KARACHI: Banks seem to have hit the brakes on deposit mobilisation in December, a rare development that analysts attribute to the lenders’ attempt at reducing their tax bills.

In a break from the past when bankers would hustle for deposits at the end of the calendar year to meet performance targets, the annual pace of deposit mobilisation slowed down to 7.1 per cent for 2022, down from 17pc for 2021.

Their attempt to limit the deposit accumulation is meant to increase the advance-to-deposit ratio (ADR) — a performance benchmark that the government is using to charge a new tax on banks.

The ADR measures loans as a percentage of deposits. A lower ADR means the bank is investing a higher proportion of its deposits in risk-free government securities while ignoring private-sector borrowers.

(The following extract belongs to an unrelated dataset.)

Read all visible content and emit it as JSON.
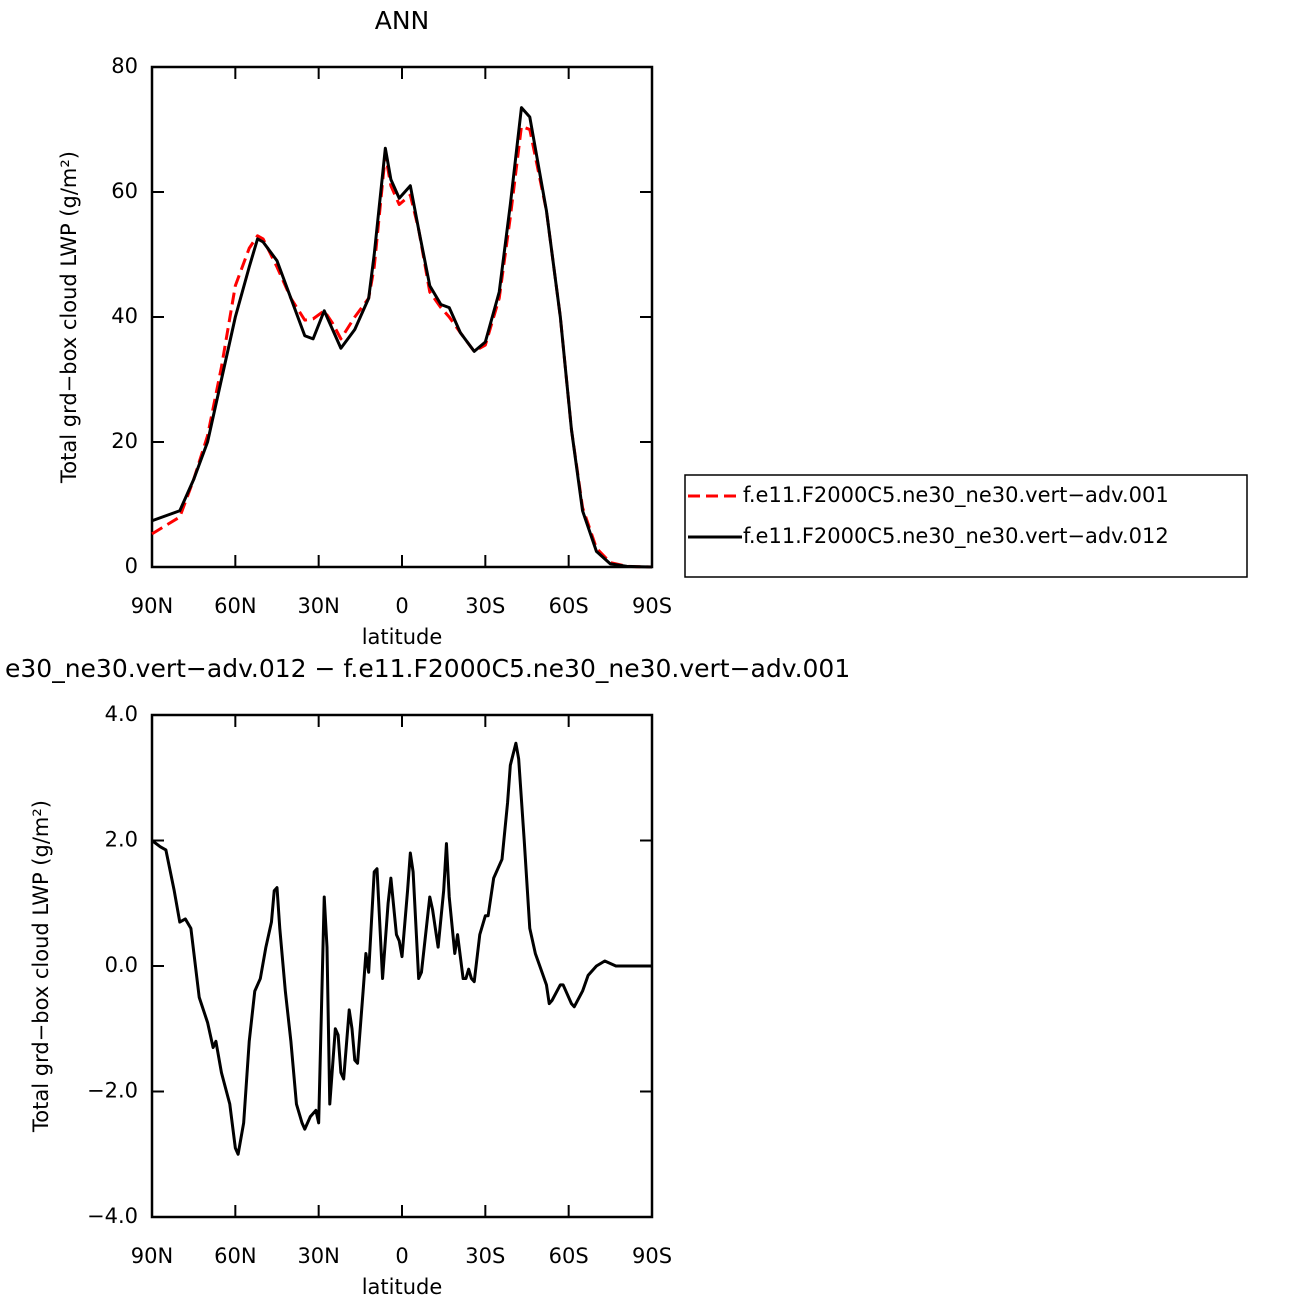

“Banks want their ADRs to be recorded at a higher level, which’ll save them from the new tax,” JS Global Head of Research Amreen Soorani said while speaking to Dawn on Thursday.

A bank can improve its ADR by either increasing its loans (numerator) or decreasing its deposits (denominator). Instead of loaning out more funds to improve their ADRs, banks seem to be limiting the accumulation of deposits. The ADR-related tax was to be calculated at the end of December.

A gross ADR of over 50pc will attract no additional tax. But a bank’s income from federal government securities will be taxed at an additional 10pc rate if its gross ADR drops below 50pc. The tax rate will be 16pc if the ratio falls below 40pc.

Deposits shrank 1.2pc in December on a month-on-month basis alone. “It’s rare that deposits decreased in December on a monthly basis. December is when deposits usually grow at a very high pace,” she said.

Annual deposit growth fell to a 14-year low in 2022 as deposits amounted to Rs22.4 trillion.

“I think the year-on-year growth rate will normalise in January. We’ll likely see the rate of deposit increase go back to the double digits,” she said.